Tuesday, August 6, 2019

the last book I ever read (Working: Researching, Interviewing, Writing by Robert A. Caro, excerpt six)

from Working: Researching, Interviewing, Writing by Robert A. Caro:

Part of the problem, I came to realize, was that they had talked to too many people like me. During Lyndon Johnson’s presidency, journalists from all over the United States, from every major magazine and newspaper and a lot of minor ones, too, had come to the Hill Country, had spent three or four days there (or even a week), and had gone home to explain this remote place to the rest of America. Hill Country people had a name for them: “portable journalists.” They basically thought I was a portable journalist too.

I said to Ina, “I’m not understanding these people and therefore I’m not understanding Lyndon Johnson. We’re going to have to move to the Hill Country and live there.” Ina said, “Why can’t you do a biography of Napoleon?” But Ina is always Ina: loyal and true. She said, as she always says: “Sure.” We rented a house on the edge of the Hill Country, where we were to live for most of the next three years.
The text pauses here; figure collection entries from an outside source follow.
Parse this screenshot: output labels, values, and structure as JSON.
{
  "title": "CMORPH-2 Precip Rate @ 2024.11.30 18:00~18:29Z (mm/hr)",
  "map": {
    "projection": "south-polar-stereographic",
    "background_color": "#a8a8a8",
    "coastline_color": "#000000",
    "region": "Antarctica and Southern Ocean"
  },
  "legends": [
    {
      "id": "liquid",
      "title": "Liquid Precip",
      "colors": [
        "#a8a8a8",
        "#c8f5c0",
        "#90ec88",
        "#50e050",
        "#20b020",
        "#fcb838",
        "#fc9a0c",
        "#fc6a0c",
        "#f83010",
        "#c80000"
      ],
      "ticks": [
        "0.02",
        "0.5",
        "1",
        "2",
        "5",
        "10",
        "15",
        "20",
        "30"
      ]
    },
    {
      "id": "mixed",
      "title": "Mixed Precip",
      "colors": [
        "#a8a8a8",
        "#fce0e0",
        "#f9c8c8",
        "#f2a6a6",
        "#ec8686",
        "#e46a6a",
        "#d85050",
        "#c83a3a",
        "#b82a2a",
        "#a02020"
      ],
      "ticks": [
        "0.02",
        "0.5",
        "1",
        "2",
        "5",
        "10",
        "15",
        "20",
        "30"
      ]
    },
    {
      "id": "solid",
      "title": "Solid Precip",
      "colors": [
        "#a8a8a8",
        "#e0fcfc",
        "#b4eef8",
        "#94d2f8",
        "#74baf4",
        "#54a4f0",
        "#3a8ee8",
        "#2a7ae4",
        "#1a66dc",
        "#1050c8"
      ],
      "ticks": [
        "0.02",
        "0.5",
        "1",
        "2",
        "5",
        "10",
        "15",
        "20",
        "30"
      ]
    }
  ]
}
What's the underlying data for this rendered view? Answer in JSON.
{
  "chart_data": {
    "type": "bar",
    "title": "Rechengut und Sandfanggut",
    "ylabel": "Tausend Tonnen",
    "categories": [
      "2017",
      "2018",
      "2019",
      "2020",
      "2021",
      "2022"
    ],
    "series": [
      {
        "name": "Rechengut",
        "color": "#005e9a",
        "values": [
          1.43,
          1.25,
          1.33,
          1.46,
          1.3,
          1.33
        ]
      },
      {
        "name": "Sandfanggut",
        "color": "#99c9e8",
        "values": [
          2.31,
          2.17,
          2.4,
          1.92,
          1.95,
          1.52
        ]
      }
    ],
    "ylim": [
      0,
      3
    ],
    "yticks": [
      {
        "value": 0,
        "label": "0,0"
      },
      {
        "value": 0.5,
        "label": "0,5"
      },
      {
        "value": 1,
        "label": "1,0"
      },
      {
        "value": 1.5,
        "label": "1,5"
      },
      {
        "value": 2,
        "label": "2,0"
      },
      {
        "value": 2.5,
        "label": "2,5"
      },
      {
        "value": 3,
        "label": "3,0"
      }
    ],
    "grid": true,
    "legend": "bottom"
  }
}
That changed everything. As soon as we had moved there, as soon as the people of the Hill Country realized we were there to stay, their attitude towards us softened; they started to talk to me in a different way. I began to hear the details they had not included in the anecdotes they had previously told me—and they told me other anecdotes and longer stories, anecdotes and stories that no one had even mentioned to me before—stories about a Lyndon Johnson very different from the young man who had previously been portrayed: stories about a very unusual young man, a very brilliant young man, a very ambitious, unscrupulous and quite ruthless person, disliked and even despised, and, by people who knew him especially well, even beginning to be feared.